The frequency of CTPs in bone marrow is quite low and this rarity highlights the need for clinically relevant selection strategies to optimize the impact of these cells in a graft site. This project represents the first exploration of the potential utility of using the extracellular matrix niche around a cell as a potential marker for positive or negative selection.
We hypothesized that hyaluronan represents a distinguishing feature of the in vivo niche of one or more subsets of the heterogeneous population of CTPs in bone marrow, and would therefore provide a means for enrichment of CTPs from a fresh bone marrow aspirate. HA-based magnetic separation resulted in the isolation of a cell fraction enriched in highly proliferative CTPs.
We also hypothesized that positive selection of CTPs based on hyaluronan (HA) will increase the efficacy of a bone graft in vivo due to increased concentration and prevalence of CTPs in a graft site. In order to test this hypothesis in vivo in a biologically relevant large animal model, we designed a new magnetic separation system to process larger volumes of marrow and defined a preferred method (drip soaking) for loading of HA-positive cells onto scaffolds.

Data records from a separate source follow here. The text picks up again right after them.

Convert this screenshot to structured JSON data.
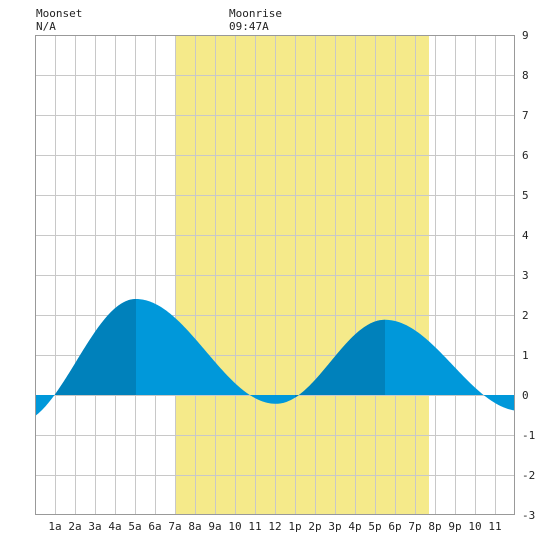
{
  "header": {
    "moonset_label": "Moonset",
    "moonset_value": "N/A",
    "moonrise_label": "Moonrise",
    "moonrise_value": "09:47A"
  },
  "chart_data": {
    "type": "area",
    "title": "",
    "xlabel": "",
    "ylabel": "",
    "x_unit": "hour",
    "xlim": [
      0,
      24
    ],
    "ylim": [
      -3,
      9
    ],
    "y_ticks": [
      -3,
      -2,
      -1,
      0,
      1,
      2,
      3,
      4,
      5,
      6,
      7,
      8,
      9
    ],
    "x_ticks": [
      {
        "x": 1,
        "label": "1a"
      },
      {
        "x": 2,
        "label": "2a"
      },
      {
        "x": 3,
        "label": "3a"
      },
      {
        "x": 4,
        "label": "4a"
      },
      {
        "x": 5,
        "label": "5a"
      },
      {
        "x": 6,
        "label": "6a"
      },
      {
        "x": 7,
        "label": "7a"
      },
      {
        "x": 8,
        "label": "8a"
      },
      {
        "x": 9,
        "label": "9a"
      },
      {
        "x": 10,
        "label": "10"
      },
      {
        "x": 11,
        "label": "11"
      },
      {
        "x": 12,
        "label": "12"
      },
      {
        "x": 13,
        "label": "1p"
      },
      {
        "x": 14,
        "label": "2p"
      },
      {
        "x": 15,
        "label": "3p"
      },
      {
        "x": 16,
        "label": "4p"
      },
      {
        "x": 17,
        "label": "5p"
      },
      {
        "x": 18,
        "label": "6p"
      },
      {
        "x": 19,
        "label": "7p"
      },
      {
        "x": 20,
        "label": "8p"
      },
      {
        "x": 21,
        "label": "9p"
      },
      {
        "x": 22,
        "label": "10"
      },
      {
        "x": 23,
        "label": "11"
      }
    ],
    "grid": true,
    "daylight": {
      "start": 7.0,
      "end": 19.7
    },
    "extremes": [
      {
        "x": -0.9,
        "y": -0.7
      },
      {
        "x": 5.05,
        "y": 2.4
      },
      {
        "x": 12.05,
        "y": -0.22
      },
      {
        "x": 17.5,
        "y": 1.88
      },
      {
        "x": 24.3,
        "y": -0.4
      }
    ],
    "dark_bands": [
      {
        "start": 1.0,
        "end": 5.05
      },
      {
        "start": 13.0,
        "end": 17.5
      }
    ],
    "colors": {
      "tide": "#0098da",
      "tide_dark": "#0081bb",
      "daylight": "#f5ea8a",
      "grid": "#c8c8c8",
      "border": "#999999"
    }
  }
}
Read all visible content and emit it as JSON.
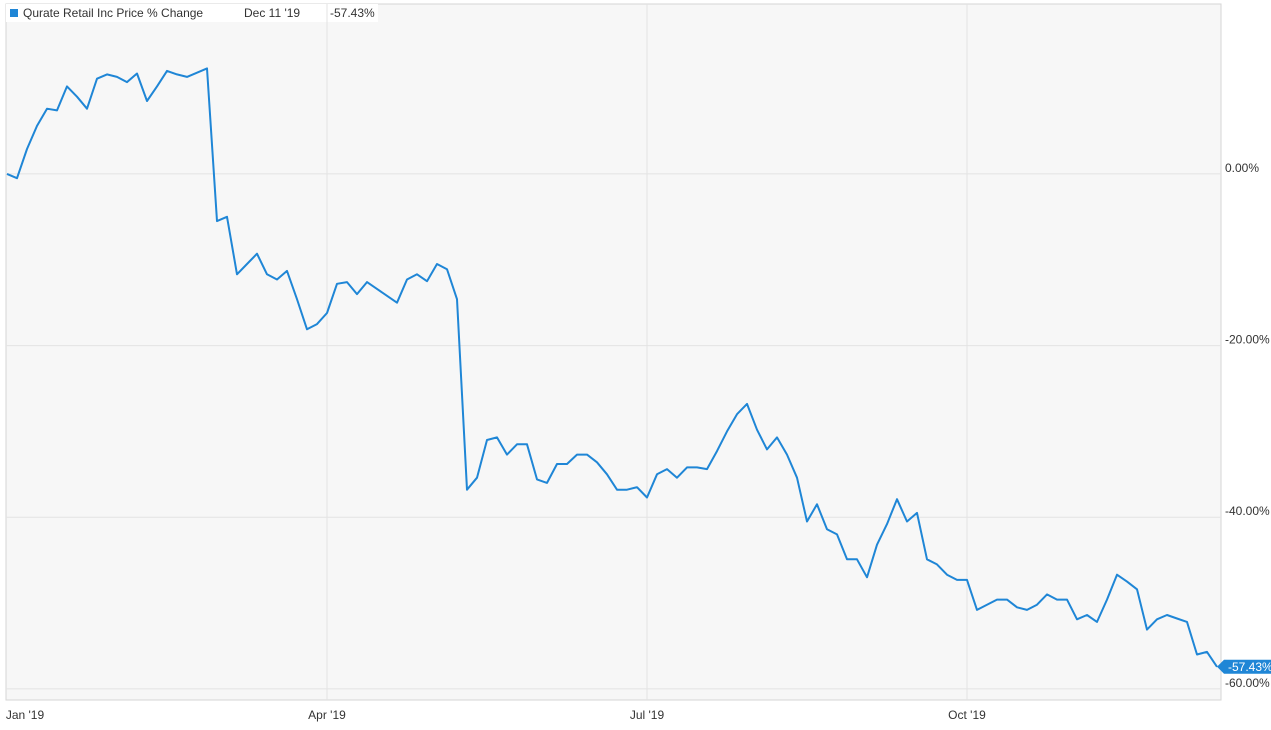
{
  "chart_data": {
    "type": "line",
    "legend_label": "Qurate Retail Inc Price % Change",
    "legend_date": "Dec 11 '19",
    "end_label": "-57.43%",
    "categories": [
      "Jan '19",
      null,
      null,
      null,
      null,
      null,
      null,
      null,
      null,
      null,
      null,
      null,
      null,
      null,
      null,
      null,
      null,
      null,
      null,
      null,
      null,
      null,
      null,
      null,
      null,
      null,
      null,
      null,
      null,
      null,
      null,
      null,
      "Apr '19",
      null,
      null,
      null,
      null,
      null,
      null,
      null,
      null,
      null,
      null,
      null,
      null,
      null,
      null,
      null,
      null,
      null,
      null,
      null,
      null,
      null,
      null,
      null,
      null,
      null,
      null,
      null,
      null,
      null,
      null,
      null,
      "Jul '19",
      null,
      null,
      null,
      null,
      null,
      null,
      null,
      null,
      null,
      null,
      null,
      null,
      null,
      null,
      null,
      null,
      null,
      null,
      null,
      null,
      null,
      null,
      null,
      null,
      null,
      null,
      null,
      null,
      null,
      null,
      null,
      "Oct '19",
      null,
      null,
      null,
      null,
      null,
      null,
      null,
      null,
      null,
      null,
      null,
      null,
      null,
      null,
      null,
      null,
      null,
      null,
      null,
      null,
      null,
      null,
      null,
      null,
      null
    ],
    "series": [
      {
        "name": "Qurate Retail Inc Price % Change",
        "color": "#1f86d6",
        "values": [
          0,
          -0.5,
          2.9,
          5.6,
          7.6,
          7.4,
          10.2,
          9.0,
          7.6,
          11.1,
          11.6,
          11.3,
          10.7,
          11.7,
          8.5,
          10.2,
          12.0,
          11.6,
          11.3,
          11.8,
          12.3,
          -5.5,
          -5.0,
          -11.7,
          -10.5,
          -9.3,
          -11.7,
          -12.3,
          -11.3,
          -14.6,
          -18.1,
          -17.5,
          -16.2,
          -12.8,
          -12.6,
          -14.0,
          -12.6,
          -13.4,
          -14.2,
          -15.0,
          -12.3,
          -11.7,
          -12.5,
          -10.5,
          -11.1,
          -14.6,
          -36.8,
          -35.4,
          -31.0,
          -30.7,
          -32.7,
          -31.5,
          -31.5,
          -35.6,
          -36.0,
          -33.8,
          -33.8,
          -32.7,
          -32.7,
          -33.6,
          -35.0,
          -36.8,
          -36.8,
          -36.5,
          -37.7,
          -35.0,
          -34.4,
          -35.4,
          -34.2,
          -34.2,
          -34.4,
          -32.3,
          -30.0,
          -28.0,
          -26.8,
          -29.8,
          -32.1,
          -30.7,
          -32.7,
          -35.4,
          -40.5,
          -38.5,
          -41.4,
          -42.0,
          -44.9,
          -44.9,
          -47.0,
          -43.2,
          -40.8,
          -37.9,
          -40.5,
          -39.5,
          -44.9,
          -45.5,
          -46.7,
          -47.3,
          -47.3,
          -50.8,
          -50.2,
          -49.6,
          -49.6,
          -50.5,
          -50.8,
          -50.2,
          -49.0,
          -49.6,
          -49.6,
          -51.9,
          -51.4,
          -52.2,
          -49.6,
          -46.7,
          -47.5,
          -48.4,
          -53.1,
          -51.9,
          -51.4,
          -51.8,
          -52.2,
          -56.0,
          -55.7,
          -57.43
        ]
      }
    ],
    "ylim": [
      -61.3,
      19.8
    ],
    "yticks": [
      {
        "value": 0,
        "label": "0.00%"
      },
      {
        "value": -20,
        "label": "-20.00%"
      },
      {
        "value": -40,
        "label": "-40.00%"
      },
      {
        "value": -60,
        "label": "-60.00%"
      }
    ],
    "grid": true
  }
}
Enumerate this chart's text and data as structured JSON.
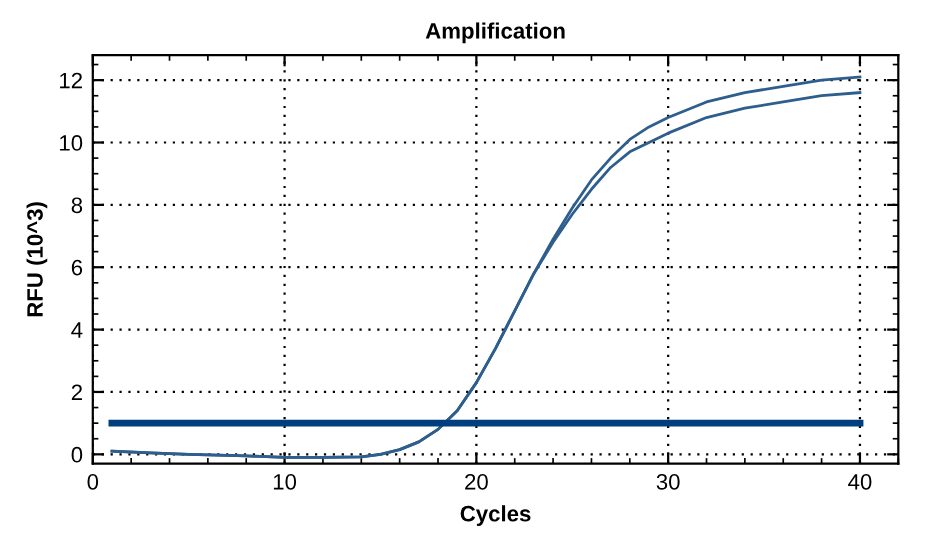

The canine femoral defect model provides a method for comparison of bone grafting materials using four cylindrical bone defects in the canine femur. Defects were grafted using either HA-positive cells or heparinized bone marrow aspirate (hBMA). Both defects grafted with MS-processed HA-positive cells and hBMA showed robust bone formation at 4 weeks, but the amount of total bone mineral in the defect was not different between the two groups as assessed by microCT. Using histomorphometric analysis, both the area of new bone formation and vascular sinusoids was significantly greater when MS processing was used.
In aggregate, these data support the initial hypotheses of these projects. They provide the first proof-of-concept that HA can be used as a marker for selection of CTPs and that rapid intraoperative processing of bone marrow using HA can improve the outcome of local bone regeneration in vivo.